John Martin was born January, 1944, near Moose Lake, to Flora and John Martin Sr. At eight years of age, John Jr. was accompanying his father by dog sled to check traps and snares. “Winter was called, ‘long fur season’ because of the animals trapped: lynx, fox, wolves, coyote, mink and otter. In spring, ‘short fur season,’ we caught beaver and muskrat.” Bush life appealed to John.
At age fourteen John Jr. attended Dauphin Residential School. “I left at eighteen years of age. My experience was not bad but the food was terrible. I married Joyce, whom I met in school, that year in Fairford.”
Realizing there was something missing in his life, John initiated a quest to learn from the elders. “I travelled to Alberta to learn traditional teachings and began to partake in fasting and sweat lodge ceremonies.
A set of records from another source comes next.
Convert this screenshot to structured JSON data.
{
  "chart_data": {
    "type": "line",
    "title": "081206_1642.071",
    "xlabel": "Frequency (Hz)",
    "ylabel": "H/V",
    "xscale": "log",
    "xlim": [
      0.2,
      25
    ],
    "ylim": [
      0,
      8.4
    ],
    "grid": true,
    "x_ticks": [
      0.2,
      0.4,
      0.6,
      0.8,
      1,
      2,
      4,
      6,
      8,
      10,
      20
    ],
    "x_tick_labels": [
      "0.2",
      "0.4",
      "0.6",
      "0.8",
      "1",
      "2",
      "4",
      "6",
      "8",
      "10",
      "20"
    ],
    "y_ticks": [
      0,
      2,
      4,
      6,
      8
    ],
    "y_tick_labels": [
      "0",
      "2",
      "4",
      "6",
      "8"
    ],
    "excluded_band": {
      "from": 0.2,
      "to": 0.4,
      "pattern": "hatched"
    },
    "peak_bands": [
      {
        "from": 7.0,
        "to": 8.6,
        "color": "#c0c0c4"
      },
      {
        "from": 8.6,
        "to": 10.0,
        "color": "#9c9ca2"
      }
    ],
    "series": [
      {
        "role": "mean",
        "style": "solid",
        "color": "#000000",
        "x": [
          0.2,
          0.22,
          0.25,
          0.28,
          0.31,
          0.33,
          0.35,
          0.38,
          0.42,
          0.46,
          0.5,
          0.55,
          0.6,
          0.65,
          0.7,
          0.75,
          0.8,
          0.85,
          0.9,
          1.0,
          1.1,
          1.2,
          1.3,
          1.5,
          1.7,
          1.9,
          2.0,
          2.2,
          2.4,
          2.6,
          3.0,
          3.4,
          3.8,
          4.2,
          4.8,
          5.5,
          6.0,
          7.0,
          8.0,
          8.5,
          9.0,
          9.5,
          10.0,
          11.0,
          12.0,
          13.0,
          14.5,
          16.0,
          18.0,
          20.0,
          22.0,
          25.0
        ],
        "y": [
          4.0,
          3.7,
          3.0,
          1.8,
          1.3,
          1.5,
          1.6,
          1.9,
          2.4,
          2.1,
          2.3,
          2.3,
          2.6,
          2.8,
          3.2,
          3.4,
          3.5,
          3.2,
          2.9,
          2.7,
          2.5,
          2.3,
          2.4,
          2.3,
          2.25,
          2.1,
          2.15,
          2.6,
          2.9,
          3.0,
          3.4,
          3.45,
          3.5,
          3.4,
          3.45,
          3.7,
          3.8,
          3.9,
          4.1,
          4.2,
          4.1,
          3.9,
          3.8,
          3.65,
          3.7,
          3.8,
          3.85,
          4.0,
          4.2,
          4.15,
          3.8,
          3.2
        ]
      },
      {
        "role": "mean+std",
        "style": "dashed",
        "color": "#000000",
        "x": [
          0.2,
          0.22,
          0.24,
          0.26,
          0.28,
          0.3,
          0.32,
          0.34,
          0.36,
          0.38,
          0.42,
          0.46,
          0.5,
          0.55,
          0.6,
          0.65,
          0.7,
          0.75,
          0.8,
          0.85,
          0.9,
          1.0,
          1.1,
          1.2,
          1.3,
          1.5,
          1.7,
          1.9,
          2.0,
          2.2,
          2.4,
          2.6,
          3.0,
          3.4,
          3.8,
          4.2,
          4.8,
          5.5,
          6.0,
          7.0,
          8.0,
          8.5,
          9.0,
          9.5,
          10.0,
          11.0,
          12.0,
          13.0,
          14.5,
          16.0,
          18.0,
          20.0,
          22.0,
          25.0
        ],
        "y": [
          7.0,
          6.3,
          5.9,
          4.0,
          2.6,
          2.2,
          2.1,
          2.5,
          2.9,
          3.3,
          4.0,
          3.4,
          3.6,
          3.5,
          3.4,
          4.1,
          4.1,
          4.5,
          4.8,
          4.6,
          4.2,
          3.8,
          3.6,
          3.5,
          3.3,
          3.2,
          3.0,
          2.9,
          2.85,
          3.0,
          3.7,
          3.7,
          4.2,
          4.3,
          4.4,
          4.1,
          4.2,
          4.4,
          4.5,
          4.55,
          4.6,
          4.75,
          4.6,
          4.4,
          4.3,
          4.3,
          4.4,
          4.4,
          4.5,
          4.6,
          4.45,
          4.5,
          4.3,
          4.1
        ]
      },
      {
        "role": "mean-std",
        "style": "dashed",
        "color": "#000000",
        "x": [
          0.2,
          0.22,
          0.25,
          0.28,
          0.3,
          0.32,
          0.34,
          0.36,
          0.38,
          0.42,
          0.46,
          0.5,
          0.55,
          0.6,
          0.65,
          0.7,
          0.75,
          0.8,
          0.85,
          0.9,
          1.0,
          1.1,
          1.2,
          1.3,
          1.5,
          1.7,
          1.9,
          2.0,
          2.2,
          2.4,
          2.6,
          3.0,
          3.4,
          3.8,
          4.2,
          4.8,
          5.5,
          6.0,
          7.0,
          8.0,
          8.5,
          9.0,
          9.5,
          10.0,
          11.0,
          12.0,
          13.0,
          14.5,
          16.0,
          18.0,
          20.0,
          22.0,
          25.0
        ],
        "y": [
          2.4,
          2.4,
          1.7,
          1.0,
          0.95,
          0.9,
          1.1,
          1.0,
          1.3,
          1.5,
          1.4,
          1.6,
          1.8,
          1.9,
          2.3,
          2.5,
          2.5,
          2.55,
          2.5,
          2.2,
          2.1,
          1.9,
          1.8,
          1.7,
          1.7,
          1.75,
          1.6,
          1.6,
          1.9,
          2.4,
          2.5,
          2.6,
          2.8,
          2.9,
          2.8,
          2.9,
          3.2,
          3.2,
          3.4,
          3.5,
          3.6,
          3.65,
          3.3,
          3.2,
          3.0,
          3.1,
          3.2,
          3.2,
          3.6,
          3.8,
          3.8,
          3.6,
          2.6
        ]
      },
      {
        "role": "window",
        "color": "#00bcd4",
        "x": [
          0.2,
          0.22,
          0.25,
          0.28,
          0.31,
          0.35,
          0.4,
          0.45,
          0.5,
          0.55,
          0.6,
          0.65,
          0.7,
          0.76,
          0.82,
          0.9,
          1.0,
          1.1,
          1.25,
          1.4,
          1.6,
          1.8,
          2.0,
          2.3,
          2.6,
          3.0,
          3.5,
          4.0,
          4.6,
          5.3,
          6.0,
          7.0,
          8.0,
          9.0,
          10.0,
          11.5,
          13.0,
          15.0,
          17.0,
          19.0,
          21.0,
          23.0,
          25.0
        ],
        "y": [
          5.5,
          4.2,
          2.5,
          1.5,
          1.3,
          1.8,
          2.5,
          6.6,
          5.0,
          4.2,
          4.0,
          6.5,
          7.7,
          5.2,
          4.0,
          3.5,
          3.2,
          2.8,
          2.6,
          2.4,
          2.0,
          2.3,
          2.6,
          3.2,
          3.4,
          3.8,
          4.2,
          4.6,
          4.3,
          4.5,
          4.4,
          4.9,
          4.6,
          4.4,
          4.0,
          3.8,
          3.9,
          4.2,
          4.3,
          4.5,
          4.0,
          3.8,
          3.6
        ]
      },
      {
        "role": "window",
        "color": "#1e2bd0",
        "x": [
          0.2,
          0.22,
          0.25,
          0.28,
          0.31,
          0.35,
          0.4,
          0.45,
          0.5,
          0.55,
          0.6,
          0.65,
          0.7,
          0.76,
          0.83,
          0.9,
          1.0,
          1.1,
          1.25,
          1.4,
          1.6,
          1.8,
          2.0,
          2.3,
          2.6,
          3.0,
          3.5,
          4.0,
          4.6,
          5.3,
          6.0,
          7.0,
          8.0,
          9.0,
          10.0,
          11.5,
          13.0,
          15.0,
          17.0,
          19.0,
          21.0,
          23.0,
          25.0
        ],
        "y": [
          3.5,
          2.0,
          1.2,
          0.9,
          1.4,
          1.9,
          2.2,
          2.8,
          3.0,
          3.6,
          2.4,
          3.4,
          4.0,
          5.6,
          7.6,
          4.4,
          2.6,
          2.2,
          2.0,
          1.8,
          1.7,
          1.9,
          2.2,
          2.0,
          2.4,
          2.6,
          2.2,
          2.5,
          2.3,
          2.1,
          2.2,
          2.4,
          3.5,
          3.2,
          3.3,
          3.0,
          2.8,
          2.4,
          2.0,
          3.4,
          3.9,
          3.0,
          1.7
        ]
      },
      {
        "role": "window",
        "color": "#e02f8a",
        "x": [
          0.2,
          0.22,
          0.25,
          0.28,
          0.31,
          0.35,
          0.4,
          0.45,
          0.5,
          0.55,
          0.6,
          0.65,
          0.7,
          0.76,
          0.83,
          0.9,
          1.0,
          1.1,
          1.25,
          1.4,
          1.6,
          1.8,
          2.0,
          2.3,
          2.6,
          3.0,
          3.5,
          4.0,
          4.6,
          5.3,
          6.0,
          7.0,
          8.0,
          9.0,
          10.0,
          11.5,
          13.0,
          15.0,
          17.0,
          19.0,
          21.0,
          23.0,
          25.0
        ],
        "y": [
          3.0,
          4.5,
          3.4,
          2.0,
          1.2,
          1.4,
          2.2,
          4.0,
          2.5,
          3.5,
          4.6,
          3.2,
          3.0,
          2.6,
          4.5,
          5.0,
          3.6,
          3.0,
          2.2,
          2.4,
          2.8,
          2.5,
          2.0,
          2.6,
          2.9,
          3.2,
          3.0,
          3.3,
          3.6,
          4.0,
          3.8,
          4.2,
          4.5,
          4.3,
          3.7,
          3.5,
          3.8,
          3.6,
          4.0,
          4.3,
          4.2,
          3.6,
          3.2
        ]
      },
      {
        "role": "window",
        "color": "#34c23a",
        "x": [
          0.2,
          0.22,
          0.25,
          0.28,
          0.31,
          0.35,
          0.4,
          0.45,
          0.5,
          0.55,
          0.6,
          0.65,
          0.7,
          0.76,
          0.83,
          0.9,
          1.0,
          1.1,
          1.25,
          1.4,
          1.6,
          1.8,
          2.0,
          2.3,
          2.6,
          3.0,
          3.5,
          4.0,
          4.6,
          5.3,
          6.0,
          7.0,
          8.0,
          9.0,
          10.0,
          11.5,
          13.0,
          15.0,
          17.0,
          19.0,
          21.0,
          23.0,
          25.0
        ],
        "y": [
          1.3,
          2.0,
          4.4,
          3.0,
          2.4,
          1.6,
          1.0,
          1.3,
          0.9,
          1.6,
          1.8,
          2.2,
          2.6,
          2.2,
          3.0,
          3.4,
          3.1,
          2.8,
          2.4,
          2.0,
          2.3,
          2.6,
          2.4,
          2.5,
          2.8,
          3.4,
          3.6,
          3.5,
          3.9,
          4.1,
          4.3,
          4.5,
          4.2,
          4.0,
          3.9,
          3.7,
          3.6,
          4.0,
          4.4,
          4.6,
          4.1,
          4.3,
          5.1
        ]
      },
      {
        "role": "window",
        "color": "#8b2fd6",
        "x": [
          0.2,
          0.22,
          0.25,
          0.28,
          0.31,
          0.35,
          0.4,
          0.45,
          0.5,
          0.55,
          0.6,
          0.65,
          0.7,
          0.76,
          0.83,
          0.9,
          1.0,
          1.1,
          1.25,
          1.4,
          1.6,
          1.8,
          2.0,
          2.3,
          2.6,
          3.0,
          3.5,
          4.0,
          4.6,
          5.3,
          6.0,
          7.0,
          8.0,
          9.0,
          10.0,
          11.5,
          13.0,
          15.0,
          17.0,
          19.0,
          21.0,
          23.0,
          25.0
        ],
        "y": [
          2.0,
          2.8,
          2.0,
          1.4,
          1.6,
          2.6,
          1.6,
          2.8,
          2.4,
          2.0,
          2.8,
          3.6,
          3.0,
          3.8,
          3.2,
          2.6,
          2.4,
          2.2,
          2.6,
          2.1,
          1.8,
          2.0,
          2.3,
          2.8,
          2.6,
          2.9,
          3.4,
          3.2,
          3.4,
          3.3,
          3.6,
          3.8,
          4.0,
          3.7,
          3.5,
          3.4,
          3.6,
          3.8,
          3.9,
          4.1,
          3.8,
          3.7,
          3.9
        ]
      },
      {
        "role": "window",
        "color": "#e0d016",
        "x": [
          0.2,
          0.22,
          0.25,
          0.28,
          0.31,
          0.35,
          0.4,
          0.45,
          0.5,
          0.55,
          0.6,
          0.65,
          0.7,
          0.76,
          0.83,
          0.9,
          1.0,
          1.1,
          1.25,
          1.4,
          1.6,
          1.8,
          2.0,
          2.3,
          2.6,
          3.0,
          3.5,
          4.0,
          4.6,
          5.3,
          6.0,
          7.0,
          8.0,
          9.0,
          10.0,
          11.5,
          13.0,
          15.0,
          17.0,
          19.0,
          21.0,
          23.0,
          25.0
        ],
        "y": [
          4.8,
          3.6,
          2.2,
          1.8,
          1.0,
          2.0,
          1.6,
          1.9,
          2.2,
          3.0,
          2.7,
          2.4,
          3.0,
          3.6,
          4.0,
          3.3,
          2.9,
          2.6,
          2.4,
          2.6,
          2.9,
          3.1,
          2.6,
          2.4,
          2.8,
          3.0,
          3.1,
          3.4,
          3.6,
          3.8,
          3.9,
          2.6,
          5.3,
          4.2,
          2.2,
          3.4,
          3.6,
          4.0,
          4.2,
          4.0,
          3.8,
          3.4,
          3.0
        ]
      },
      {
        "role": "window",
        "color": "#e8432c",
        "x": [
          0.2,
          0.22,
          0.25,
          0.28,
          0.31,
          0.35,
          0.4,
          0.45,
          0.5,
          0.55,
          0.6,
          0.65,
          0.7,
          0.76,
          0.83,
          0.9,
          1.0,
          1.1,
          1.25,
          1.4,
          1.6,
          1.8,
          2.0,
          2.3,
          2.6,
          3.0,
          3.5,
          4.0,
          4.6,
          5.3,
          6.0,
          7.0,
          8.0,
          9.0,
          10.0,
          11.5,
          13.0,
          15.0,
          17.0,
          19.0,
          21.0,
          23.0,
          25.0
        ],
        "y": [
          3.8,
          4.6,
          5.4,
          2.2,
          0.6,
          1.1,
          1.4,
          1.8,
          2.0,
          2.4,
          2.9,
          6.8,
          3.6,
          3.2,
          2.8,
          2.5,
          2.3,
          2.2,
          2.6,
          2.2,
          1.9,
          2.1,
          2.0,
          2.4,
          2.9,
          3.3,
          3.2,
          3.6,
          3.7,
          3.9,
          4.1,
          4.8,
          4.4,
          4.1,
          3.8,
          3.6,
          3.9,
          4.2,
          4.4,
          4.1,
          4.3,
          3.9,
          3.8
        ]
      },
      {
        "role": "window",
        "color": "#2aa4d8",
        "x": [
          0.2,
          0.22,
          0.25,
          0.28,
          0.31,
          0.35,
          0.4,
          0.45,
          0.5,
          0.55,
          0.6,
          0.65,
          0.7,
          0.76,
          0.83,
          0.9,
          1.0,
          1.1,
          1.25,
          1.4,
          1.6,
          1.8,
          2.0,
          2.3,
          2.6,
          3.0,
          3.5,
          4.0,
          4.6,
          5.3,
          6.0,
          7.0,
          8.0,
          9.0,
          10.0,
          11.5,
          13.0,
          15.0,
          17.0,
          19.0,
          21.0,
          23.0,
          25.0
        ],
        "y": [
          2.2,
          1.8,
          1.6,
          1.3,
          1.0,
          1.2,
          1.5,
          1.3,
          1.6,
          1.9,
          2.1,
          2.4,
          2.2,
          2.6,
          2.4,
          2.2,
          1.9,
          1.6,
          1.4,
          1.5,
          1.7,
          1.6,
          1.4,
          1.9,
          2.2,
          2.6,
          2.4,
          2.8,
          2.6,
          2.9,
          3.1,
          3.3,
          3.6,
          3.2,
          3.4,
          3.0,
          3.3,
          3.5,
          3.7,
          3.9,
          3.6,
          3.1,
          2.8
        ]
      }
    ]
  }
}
It was what I was missing.”
After years of counseling in Moose Lake, John was recognized for his efforts. “I was asked by Manitoba Corrections to work with aboriginal inmates in The Pas. We counseled and performed traditional teachings under certain restrictions. By 1991, John was considered an Elder. Years later John was asked to work as an Elder at Keewatin Community College in The Pas which led to him becoming resident Elder of the future UCN campus. John provides cultural camps, tepee and medicine wheel teachings to staff, management, students and communities. “It is working with students that is so rewarding. It is my wish our youth know who they are, where they come from and where they are going.”